At the meetings in Washington, Sanders staff and those who signed the letter were joined by a trio of independent “facilitators” — two of them, Pamela Coukos and Jenny Yang, a former chair of the Equal Employment Opportunity Commission, from a firm called “Working IDEAL” and another, Rene Redwood, who is the chief executive of Redwood Enterprise and was named by Hillary Clinton’s presidential campaign in February 2016 as a prominent African American woman supporter.
The letter from former staffers that set the summit in motion touted the “unique camaraderie” that existed within Sanders’ 2016 team and said their request to meet over the allegations had been spawned by “an ongoing conversation on social media, in texts, and in person, about the untenable and dangerous dynamic that developed during our campaign.” Among the stated goals: their hopes of “mitigating the issue in the upcoming presidential cycle — both in the primary and potential general elections campaigns for 2019 and 2020.”
The Friends of Bernie Sanders, his campaign committee, in a statement on December 30 thanked “the signers of the letter for their willingness to engage in this incredibly important discussion” and listed steps — including new reporting structures and a 1-800 number for staffers who needed to lodge private complaints — the organization had taken during Sanders’ 2018 Senate re-election campaign to install “more robust policies and processes regarding discrimination and harassment.”
After the New York Times published a report days later detailing allegations of sexual harassment and pay disparities on the campaign, the committee again responded by saying it “does not and will not tolerate harassment or discrimination of any kind.”
That night, January 2, Sanderspledged in an interview with CNN’s Anderson Cooper that, if he were to run again, “We will do better next time.”
But in denying any knowledge of the allegations during the 2016 campaign, Sanders said that he “was a little bit busy running around the country trying to make the case” — a response critics viewed as flip and allies worried would overshadow his apology. Eight days later, after an aide who worked in multiple states for the 2016 campaign was accused of forcibly kissing a woman who had previously worked for him, Sanders apologized again, this time addressing the allegations at the end of a news conference on Capitol Hill.
First he thanked “from the bottom of my heart” the women who were “harassed or mistreated” for speaking out, then — this time in greater detail — spoke about his regrets.

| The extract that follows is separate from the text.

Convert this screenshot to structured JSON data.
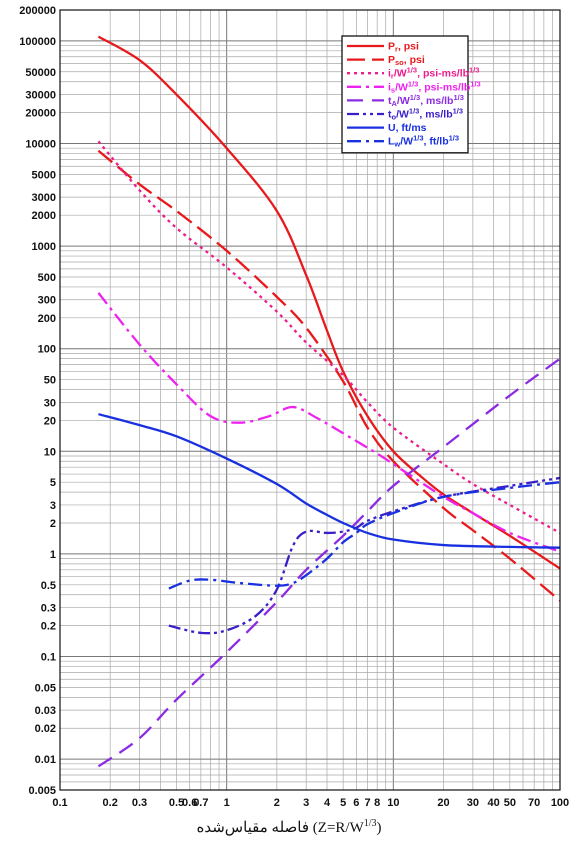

“What they experienced was absolutely unacceptable, and certainly not what a progressive campaign or any campaign should be about,” Sanders said. “When we talk about — and I do all of the time — ending sexism, and ending all forms of discrimination, those beliefs cannot just be words. That, they must be based in day to day reality and in the work that we do. And that was not the case, clearly not the case, in the 2016 campaign.”